Sprague Dawley rat embryo cells (REF) were transformed by inoculation with herpes simplex virus (HSV) and incubation at 42 degrees C for 8 days. The infected cultures were subsequently returned to 37 degrees C and two types of cell clone were isolated from foci of growing cells after 4 weeks. One of the clones consisted of epithelial-like cells and did not produce HSV (REF-Tep-NP). The second consisted of spindle-shaped cells and cultures of these cells persistently developed small areas of degeneration where production of infectious HSV (REF-Tsp-P) took place. An additional clone which did not produce any more HSV (REF-Tsp-NP) was isolated from REF-Tsp-P in the presence of HSV-antiserum. REF-Tsp-P and REF-Tsp-NP grew more rapidly than REF and also formed foci in soft agar. REF-Tep-NP had a growth rate between that of normal rat embryo cells and that of both REF-Tsp-NP and REF-Tsp-P and did not form foci in soft agar.

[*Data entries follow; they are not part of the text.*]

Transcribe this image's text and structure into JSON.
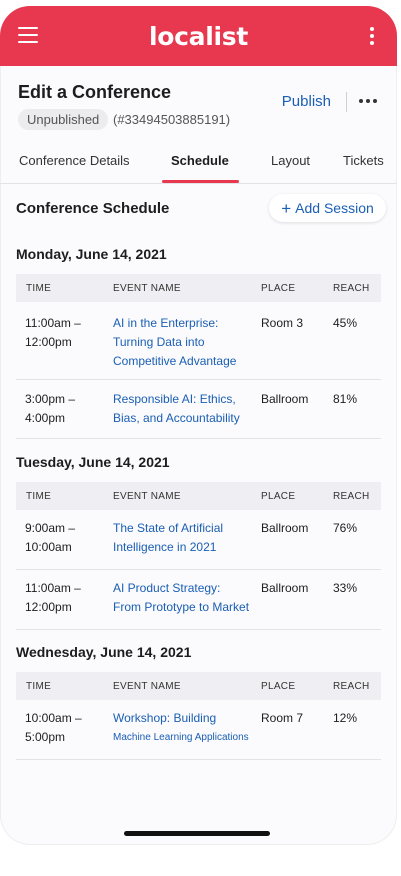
{
  "header": {
    "brand": "localist",
    "color": "#e8384f"
  },
  "conference": {
    "page_title": "Edit a Conference",
    "status": "Unpublished",
    "id": "(#33494503885191)",
    "publish_label": "Publish"
  },
  "tabs": [
    {
      "label": "Conference Details"
    },
    {
      "label": "Schedule"
    },
    {
      "label": "Layout"
    },
    {
      "label": "Tickets"
    }
  ],
  "schedule": {
    "title": "Conference Schedule",
    "add_label": "Add Session",
    "add_icon": "+",
    "columns": [
      "TIME",
      "EVENT NAME",
      "PLACE",
      "REACH"
    ],
    "days": [
      {
        "date": "Monday, June 14, 2021",
        "sessions": [
          {
            "time1": "11:00am –",
            "time2": "12:00pm",
            "name1": "AI in the Enterprise:",
            "name2": "Turning Data into",
            "name3": "Competitive Advantage",
            "place": "Room 3",
            "reach": "45%"
          },
          {
            "time1": "3:00pm –",
            "time2": "4:00pm",
            "name1": "Responsible AI: Ethics,",
            "name2": "Bias, and Accountability",
            "place": "Ballroom",
            "reach": "81%"
          }
        ]
      },
      {
        "date": "Tuesday, June 14, 2021",
        "sessions": [
          {
            "time1": "9:00am –",
            "time2": "10:00am",
            "name1": "The State of Artificial",
            "name2": "Intelligence in 2021",
            "place": "Ballroom",
            "reach": "76%"
          },
          {
            "time1": "11:00am –",
            "time2": "12:00pm",
            "name1": "AI Product Strategy:",
            "name2": "From Prototype to Market",
            "place": "Ballroom",
            "reach": "33%"
          }
        ]
      },
      {
        "date": "Wednesday, June 14, 2021",
        "sessions": [
          {
            "time1": "10:00am –",
            "time2": "5:00pm",
            "name1": "Workshop: Building",
            "name2": "Machine Learning Applications",
            "place": "Room 7",
            "reach": "12%"
          }
        ]
      }
    ]
  }
}
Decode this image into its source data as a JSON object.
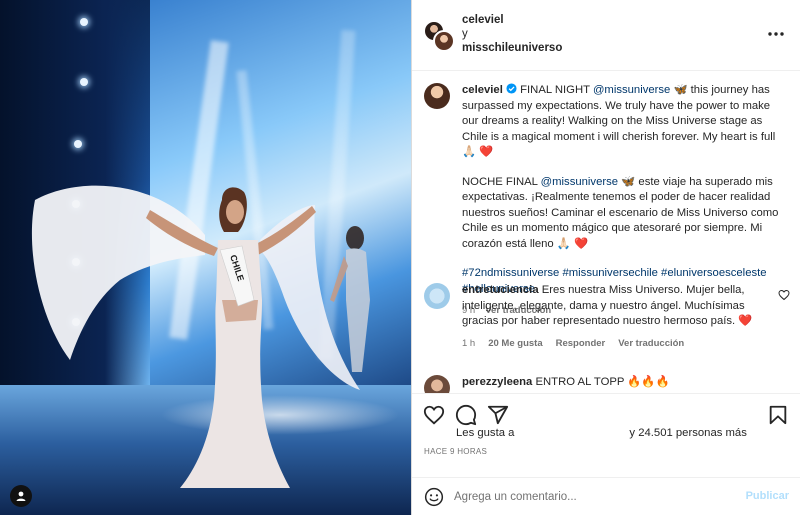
{
  "post": {
    "author": "celeviel",
    "conjunction": "y",
    "collaborator": "misschileuniverso",
    "sash_text": "CHILE"
  },
  "caption": {
    "username": "celeviel",
    "paragraph1_before": "FINAL NIGHT ",
    "mention1": "@missuniverse",
    "paragraph1_after": " 🦋 this journey has surpassed my expectations. We truly have the power to make our dreams a reality! Walking on the Miss Universe stage as Chile is a magical moment i will cherish forever. My heart is full 🙏🏻 ❤️",
    "paragraph2_before": "NOCHE FINAL ",
    "mention2": "@missuniverse",
    "paragraph2_after": " 🦋 este viaje ha superado mis expectativas. ¡Realmente tenemos el poder de hacer realidad nuestros sueños! Caminar el escenario de Miss Universo como Chile es un momento mágico que atesoraré por siempre. Mi corazón está lleno 🙏🏻 ❤️",
    "hashtags": "#72ndmissuniverse #missuniversechile #eluniversoesceleste #hellouniverse",
    "time": "9 h",
    "translate": "Ver traducción"
  },
  "comments": [
    {
      "username": "entretuciencia",
      "text": "Eres nuestra Miss Universo. Mujer bella, inteligente, elegante, dama y nuestro ángel. Muchísimas gracias por haber representado nuestro hermoso país. ❤️",
      "time": "1 h",
      "likes": "20 Me gusta",
      "reply": "Responder",
      "translate": "Ver traducción"
    },
    {
      "username": "perezzyleena",
      "text": "ENTRO AL TOPP 🔥🔥🔥"
    }
  ],
  "footer": {
    "likes_prefix": "Les gusta a",
    "likes_suffix": "y 24.501 personas más",
    "timestamp": "HACE 9 HORAS",
    "comment_placeholder": "Agrega un comentario...",
    "post_label": "Publicar"
  },
  "colors": {
    "link": "#00376b",
    "verified": "#0095f6",
    "heart": "#ed1c24",
    "post_disabled": "#b2dffc"
  },
  "icons": [
    "more-icon",
    "verified-icon",
    "heart-icon",
    "comment-icon",
    "share-icon",
    "bookmark-icon",
    "emoji-icon"
  ]
}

REF-Tsp-NP cells, in contrast to REF-Tep-NP cells, were resistant to superinfection with HSV types 1 and 2. REF-Tsp-P and REF-Tsp-NP produced metastasizing sarcomas in rats. After inoculation of 10(3) REF-Tsp-NP cells into 1-day-old rats tumours developed rapidly. REF-Tep-NP cells did not induce tumours in rats. The parental REF cells produced no tumours, even when 10(8) cells were inoculated into the rats. Positive immunofluorescence was observed in all three transformed cells only with the hyperimmune rabbit sera but not with human anti-HSV reconvalescence immune sera.